Use the given information to find the nullity of T and give a geometric description of the kernel and range of T.

T is the projection onto the vector v = (1,2,2):

T(x,y,z) = (x + 2y + 2z)/9 (1,2,2)

Homework Equations

Kernel of T = T(v) = 0.

Nullity of T = dimension of the kernel of T

The Attempt at a Solution

I created an augmented matrix that looks like this:

[ 1/9 2/9 2/9 | 1
2/9 4/9 4/9 | 2
2/9 4/9 4/9 | 2 ]

Row reducing I get just one vector because the other two are a scalar.

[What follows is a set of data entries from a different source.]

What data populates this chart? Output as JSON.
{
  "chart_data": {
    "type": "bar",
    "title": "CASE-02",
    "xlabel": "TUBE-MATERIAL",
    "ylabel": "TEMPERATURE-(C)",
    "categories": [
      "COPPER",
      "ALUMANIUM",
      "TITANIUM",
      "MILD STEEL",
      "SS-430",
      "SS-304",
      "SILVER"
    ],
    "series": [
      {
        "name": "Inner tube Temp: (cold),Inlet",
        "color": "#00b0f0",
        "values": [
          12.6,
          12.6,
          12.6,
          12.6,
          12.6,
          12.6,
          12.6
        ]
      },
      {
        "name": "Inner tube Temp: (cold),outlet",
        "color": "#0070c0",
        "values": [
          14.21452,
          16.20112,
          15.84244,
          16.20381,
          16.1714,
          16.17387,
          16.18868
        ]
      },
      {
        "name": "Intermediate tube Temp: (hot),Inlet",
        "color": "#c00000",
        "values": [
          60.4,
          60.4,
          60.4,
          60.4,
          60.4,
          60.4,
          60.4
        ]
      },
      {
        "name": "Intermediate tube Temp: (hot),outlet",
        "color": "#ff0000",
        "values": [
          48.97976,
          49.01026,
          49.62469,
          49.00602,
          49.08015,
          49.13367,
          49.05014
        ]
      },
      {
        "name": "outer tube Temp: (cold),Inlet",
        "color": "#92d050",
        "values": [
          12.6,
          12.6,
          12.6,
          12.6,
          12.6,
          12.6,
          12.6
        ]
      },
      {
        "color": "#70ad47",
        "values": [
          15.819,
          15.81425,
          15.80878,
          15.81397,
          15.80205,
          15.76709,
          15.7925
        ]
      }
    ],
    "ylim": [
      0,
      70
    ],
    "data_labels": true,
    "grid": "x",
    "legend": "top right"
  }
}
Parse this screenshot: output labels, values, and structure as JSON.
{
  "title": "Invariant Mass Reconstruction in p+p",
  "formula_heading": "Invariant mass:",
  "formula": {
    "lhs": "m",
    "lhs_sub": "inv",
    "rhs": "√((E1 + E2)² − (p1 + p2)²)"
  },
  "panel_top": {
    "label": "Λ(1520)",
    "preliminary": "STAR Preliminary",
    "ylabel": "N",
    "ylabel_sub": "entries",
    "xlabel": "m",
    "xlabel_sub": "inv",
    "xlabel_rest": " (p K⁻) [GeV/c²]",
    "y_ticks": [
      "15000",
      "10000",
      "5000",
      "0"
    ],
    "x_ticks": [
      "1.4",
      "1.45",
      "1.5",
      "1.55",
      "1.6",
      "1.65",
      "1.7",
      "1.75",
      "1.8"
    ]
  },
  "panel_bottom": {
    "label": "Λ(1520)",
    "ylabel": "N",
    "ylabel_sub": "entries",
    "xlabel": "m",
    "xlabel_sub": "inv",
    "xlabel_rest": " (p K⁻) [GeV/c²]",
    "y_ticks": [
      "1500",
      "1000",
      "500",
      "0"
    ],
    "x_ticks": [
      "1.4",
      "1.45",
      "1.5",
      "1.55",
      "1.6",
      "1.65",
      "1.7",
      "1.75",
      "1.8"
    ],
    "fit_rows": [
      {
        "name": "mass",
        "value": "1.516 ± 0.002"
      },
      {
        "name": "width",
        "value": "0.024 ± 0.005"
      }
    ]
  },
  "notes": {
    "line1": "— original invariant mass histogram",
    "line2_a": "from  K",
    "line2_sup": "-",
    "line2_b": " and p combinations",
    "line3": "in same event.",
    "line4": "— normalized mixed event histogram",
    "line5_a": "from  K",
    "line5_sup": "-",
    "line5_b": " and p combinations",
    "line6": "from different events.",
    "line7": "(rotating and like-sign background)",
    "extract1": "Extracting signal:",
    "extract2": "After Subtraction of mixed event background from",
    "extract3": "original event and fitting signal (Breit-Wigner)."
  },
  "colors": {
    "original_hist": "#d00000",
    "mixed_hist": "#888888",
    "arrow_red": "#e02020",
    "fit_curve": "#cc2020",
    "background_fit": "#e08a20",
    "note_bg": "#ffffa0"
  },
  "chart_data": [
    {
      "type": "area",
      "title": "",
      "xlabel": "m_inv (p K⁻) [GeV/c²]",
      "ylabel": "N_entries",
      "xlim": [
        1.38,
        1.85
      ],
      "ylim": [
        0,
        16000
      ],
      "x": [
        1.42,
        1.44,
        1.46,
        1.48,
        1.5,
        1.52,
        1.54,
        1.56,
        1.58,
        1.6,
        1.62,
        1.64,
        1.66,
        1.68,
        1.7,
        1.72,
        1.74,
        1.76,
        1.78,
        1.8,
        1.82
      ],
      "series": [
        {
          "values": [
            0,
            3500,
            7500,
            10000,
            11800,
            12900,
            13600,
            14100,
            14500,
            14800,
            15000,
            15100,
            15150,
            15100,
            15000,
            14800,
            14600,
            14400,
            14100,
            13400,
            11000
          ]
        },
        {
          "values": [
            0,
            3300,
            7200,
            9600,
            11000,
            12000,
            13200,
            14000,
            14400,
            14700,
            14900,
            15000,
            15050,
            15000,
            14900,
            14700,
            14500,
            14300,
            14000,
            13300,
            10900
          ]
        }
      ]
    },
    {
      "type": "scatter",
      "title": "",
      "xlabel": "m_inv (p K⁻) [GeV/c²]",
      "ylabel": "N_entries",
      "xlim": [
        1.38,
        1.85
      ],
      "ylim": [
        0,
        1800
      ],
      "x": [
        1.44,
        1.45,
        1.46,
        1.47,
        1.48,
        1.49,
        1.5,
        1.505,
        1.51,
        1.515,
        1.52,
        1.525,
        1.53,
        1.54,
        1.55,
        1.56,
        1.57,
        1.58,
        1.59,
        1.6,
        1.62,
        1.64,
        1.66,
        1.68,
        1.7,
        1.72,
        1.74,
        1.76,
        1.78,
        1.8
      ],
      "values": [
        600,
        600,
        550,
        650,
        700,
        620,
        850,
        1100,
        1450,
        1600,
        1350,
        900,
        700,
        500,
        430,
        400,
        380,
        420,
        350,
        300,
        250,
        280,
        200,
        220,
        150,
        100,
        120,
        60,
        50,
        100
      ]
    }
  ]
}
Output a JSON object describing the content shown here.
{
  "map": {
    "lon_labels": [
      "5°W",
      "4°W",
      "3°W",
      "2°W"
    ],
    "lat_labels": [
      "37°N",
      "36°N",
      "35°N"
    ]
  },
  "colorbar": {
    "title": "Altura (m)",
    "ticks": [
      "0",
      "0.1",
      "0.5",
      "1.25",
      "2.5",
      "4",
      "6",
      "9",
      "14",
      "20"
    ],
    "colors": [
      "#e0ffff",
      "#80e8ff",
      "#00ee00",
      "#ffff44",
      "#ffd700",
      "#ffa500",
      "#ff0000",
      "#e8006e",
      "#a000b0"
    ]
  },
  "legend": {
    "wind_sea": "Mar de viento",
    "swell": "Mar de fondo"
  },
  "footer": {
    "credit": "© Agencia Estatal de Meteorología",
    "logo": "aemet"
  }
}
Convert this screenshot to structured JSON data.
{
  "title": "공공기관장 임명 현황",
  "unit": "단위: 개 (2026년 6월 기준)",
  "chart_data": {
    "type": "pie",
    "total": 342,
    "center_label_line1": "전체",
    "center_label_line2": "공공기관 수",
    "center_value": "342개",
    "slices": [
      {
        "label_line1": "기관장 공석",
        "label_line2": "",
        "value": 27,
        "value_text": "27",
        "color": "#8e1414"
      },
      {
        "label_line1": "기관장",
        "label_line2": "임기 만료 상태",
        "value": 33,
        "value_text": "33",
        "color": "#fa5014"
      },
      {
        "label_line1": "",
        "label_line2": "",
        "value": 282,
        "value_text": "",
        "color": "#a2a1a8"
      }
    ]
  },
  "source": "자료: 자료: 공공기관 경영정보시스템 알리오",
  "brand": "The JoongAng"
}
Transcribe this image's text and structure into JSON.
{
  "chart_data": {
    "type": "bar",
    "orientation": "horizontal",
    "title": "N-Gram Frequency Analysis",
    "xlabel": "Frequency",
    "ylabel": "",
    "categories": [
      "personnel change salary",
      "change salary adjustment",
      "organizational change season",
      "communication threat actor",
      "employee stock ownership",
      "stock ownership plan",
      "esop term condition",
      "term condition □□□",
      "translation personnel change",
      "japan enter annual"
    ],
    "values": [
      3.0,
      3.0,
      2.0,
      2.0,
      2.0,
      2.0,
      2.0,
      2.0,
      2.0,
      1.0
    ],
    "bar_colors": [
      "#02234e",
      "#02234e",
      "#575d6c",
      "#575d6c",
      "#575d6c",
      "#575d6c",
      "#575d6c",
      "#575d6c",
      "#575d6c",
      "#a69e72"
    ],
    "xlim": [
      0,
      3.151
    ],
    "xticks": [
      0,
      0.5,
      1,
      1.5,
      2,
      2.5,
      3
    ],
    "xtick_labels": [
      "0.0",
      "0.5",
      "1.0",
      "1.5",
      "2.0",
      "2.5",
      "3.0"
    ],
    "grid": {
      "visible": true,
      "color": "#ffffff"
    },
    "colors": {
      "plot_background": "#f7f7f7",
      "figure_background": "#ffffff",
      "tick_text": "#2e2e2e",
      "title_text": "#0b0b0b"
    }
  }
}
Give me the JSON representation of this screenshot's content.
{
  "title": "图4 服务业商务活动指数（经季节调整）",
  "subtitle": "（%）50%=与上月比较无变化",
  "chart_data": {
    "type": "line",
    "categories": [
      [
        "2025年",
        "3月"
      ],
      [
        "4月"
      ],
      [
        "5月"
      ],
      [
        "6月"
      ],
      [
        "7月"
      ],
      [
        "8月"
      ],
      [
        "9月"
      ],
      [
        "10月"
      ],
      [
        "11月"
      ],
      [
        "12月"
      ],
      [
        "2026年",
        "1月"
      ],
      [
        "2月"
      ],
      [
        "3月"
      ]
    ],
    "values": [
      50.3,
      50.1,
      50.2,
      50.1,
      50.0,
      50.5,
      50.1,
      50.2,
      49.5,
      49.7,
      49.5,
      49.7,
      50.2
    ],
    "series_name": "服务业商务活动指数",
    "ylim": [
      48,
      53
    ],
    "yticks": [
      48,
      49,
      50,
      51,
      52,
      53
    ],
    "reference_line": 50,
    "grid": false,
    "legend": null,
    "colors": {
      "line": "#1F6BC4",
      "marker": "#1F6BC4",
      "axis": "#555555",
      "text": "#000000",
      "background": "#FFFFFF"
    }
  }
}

However, the answer in the book says the nullity is 2, so I am off.

 

[HallsofIvy]

You are overworking this. Given a vector z, any vector v can be written as au+ bz, where u is perpendicular to z, so that T(v)= bz. In particular, the range of T is the subspace spanned by z and the kernel is the orthogonal complement to that. Here, the range is the one-dimensional subspace spanned by <1, 2, 2>. It's orthogonal complement, the kernel, is the two dimensional space of all vectors <x, y, z> such that <x, y, z>.<1, 2, 2>= x+ 2y+ 2z= 0. x= -2y- 2z so <x, y, z>= <-2y- 2z, y, z>= <-2y, y, 0>+ <-2z, 0, z>= y<-2, 1, 0>+ z<-2, 0, 1> so the kernel has basis {<-2, 1, 0>, <-2, 0, 1>}.